Betül Kaçar receives Stanley Miller Early Career Award from ISSOL
Betül Kaçar, assistant professor in the Department of Bacteriology, was recently selected to receive a Stanley Miller Early Career Award from the International Society of the Study of the Origin of Life (ISSOL).
This award recognizes promising young scientists for outstanding contributions to origins of life research, particularly those engaged in experimental and/or theoretical studies in astrobiology.
Kaçar’s research program explores the origins of life, the biology of early Earth and how understanding life’s emergence and early mechanisms may assist finding life beyond Earth. In addition to her research group, she directs a new NASA-funded multimillion-dollar astrobiology research consortium (MUSE: Metal Utilization and Selection Across Eons) focusing on the evolution of element use in biology across geologic time.
Kaçar’s award notification describes her accomplishments:
[Her] work is outstanding in pushing the boundaries of our understanding of what could have been ancient enzymes and metabolic pathways, developing innovative techniques for exploring the early evolution of biochemistry. Betül leads one of the few laboratories in the world whose research integrates all of the tools of phylogenetic reconstruction – such as genome engineering, protein biochemistry, and paleobiology – to shed light on the origins and early evolution of life on our planet. She independently developed a diversity of new experimental systems in which organisms have been engineered with ancestral genes so that each offers a new way to study the evolution of several key processes, such as translation or carbon and nitrogen fixation.
ISSOL, established in 1973, serves as a professional science society supporting origin of life research and related fields.
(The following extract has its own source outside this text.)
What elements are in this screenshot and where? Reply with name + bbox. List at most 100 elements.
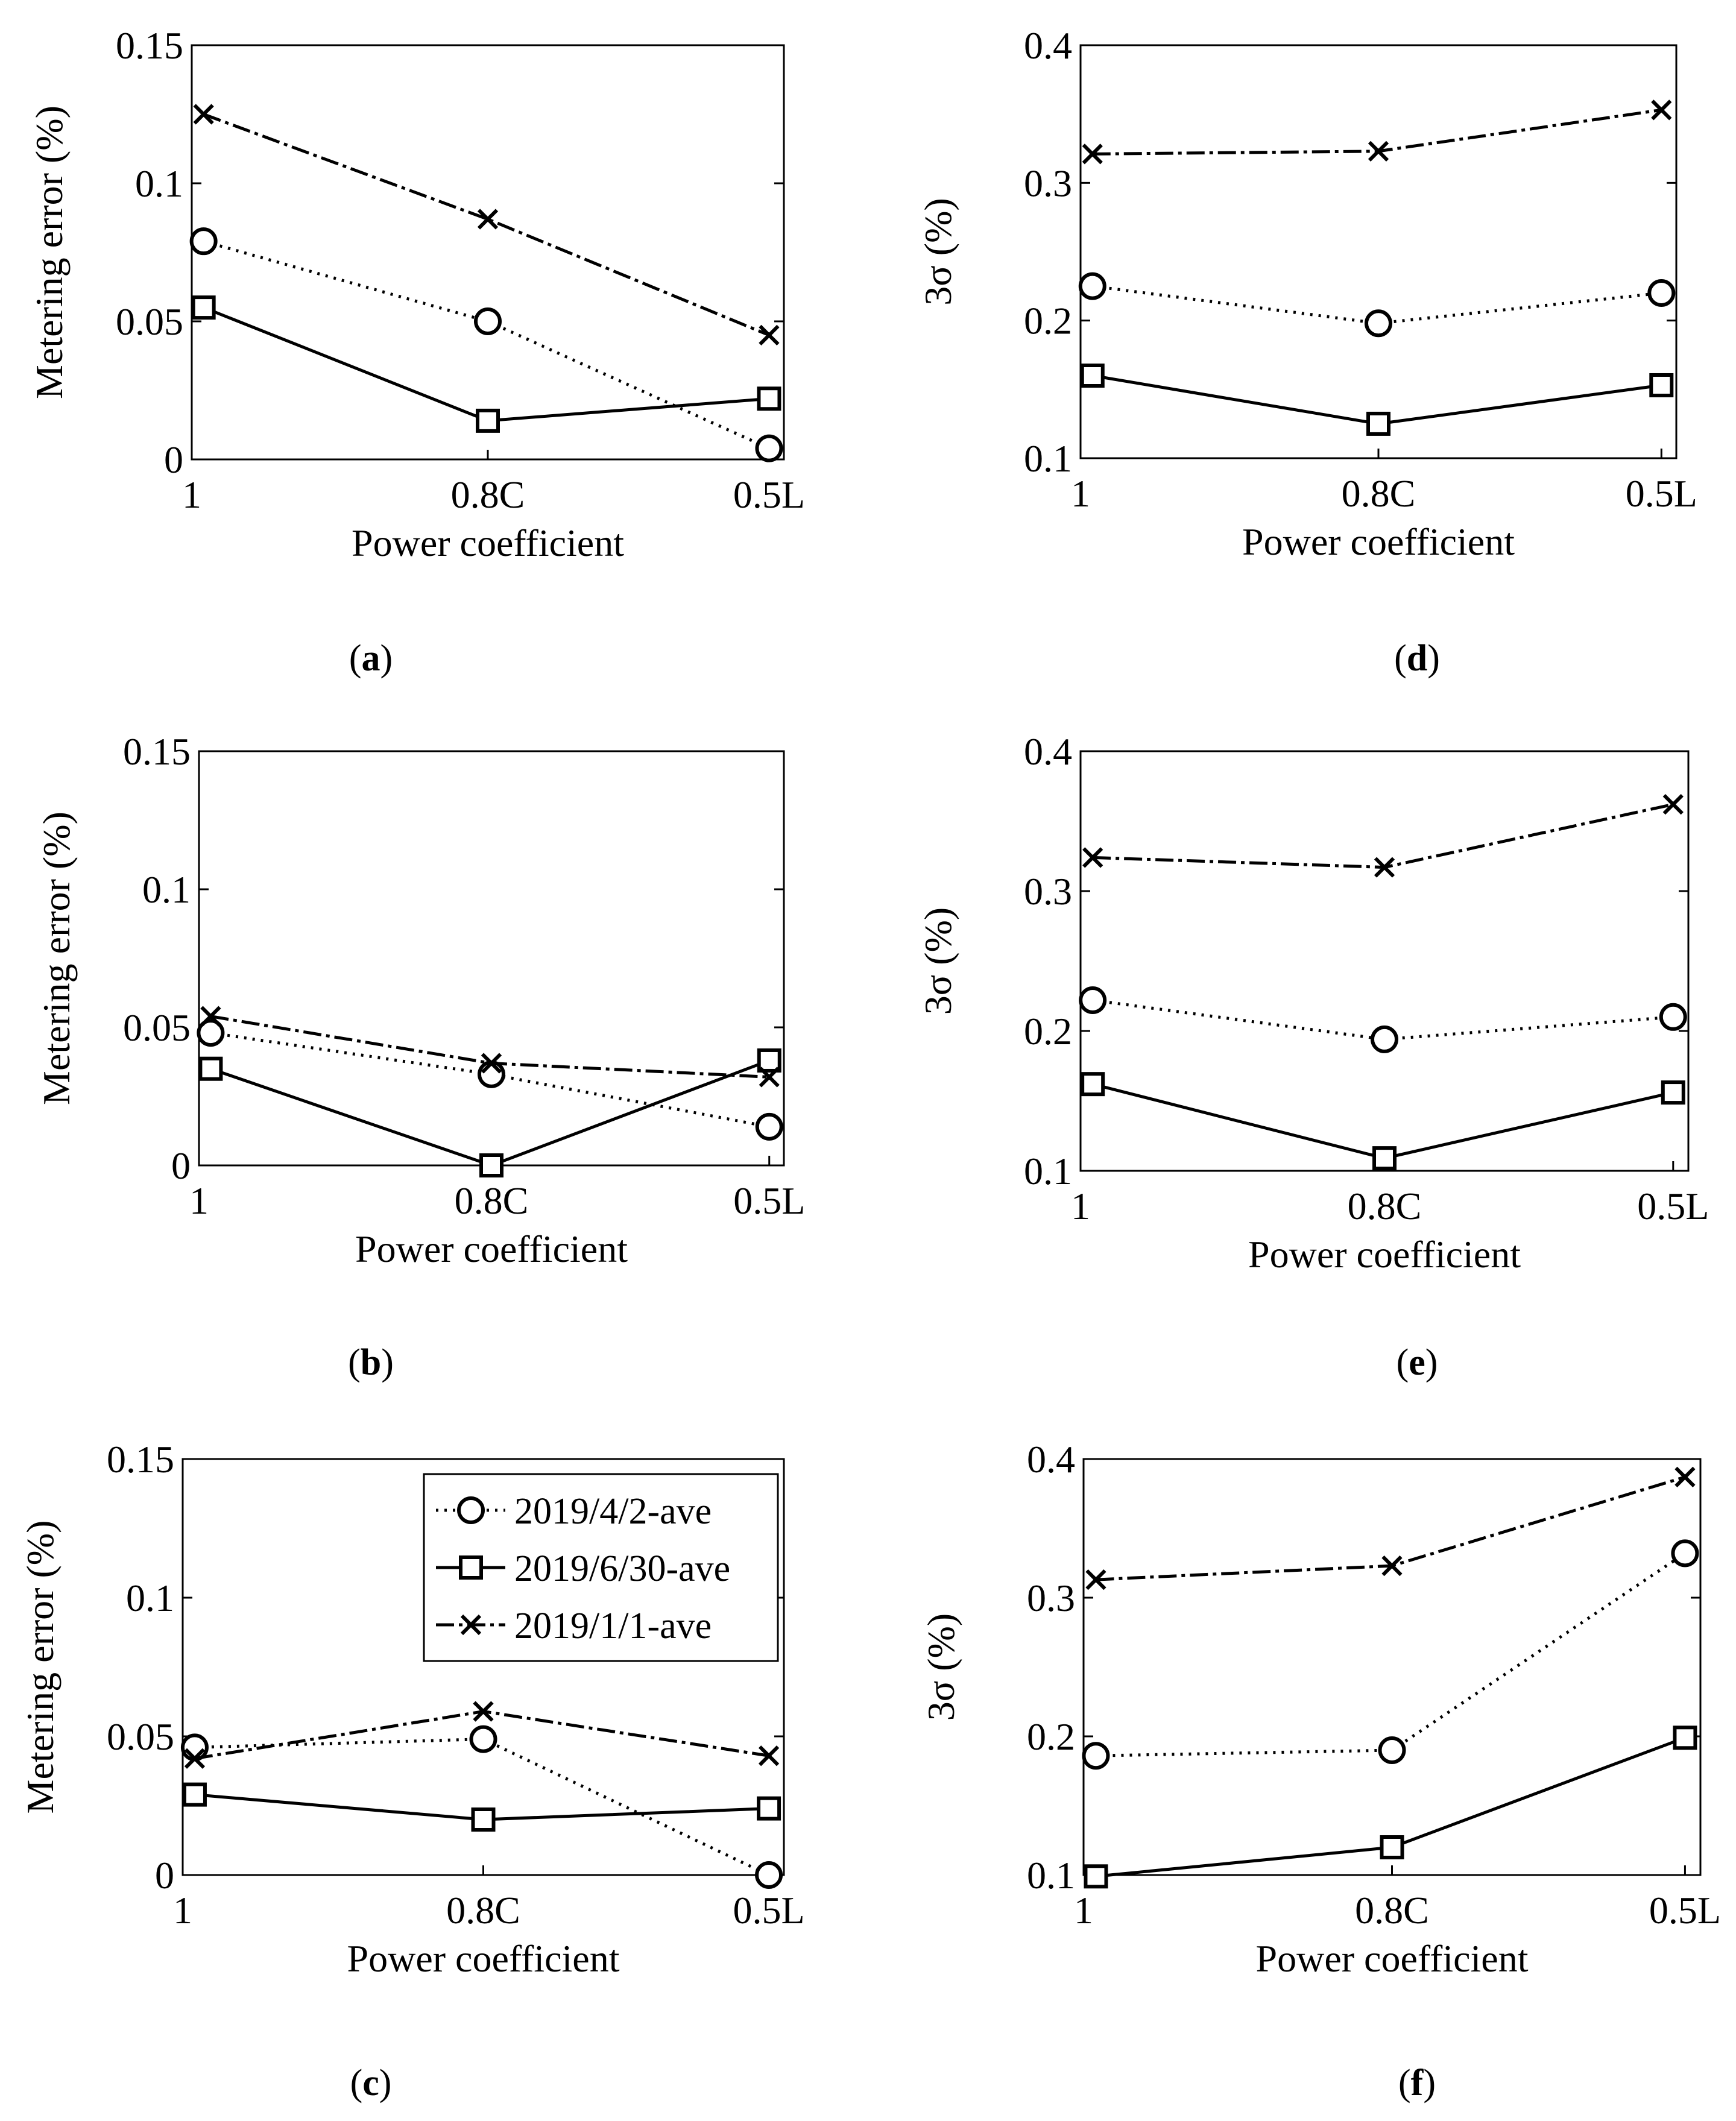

The society is dedicated to the furtherance of astrobiology and origin of life research through the individual efforts of its members and in cooperation with other national and international scientific organizations.
Stanley Miller, known as the “father of prebiotic chemistry,” is famous for his 1950s demonstration of the prebiotic synthesis of organic compounds, such as amino acids, under simulated primitive Earth conditions in the context of the origin of life.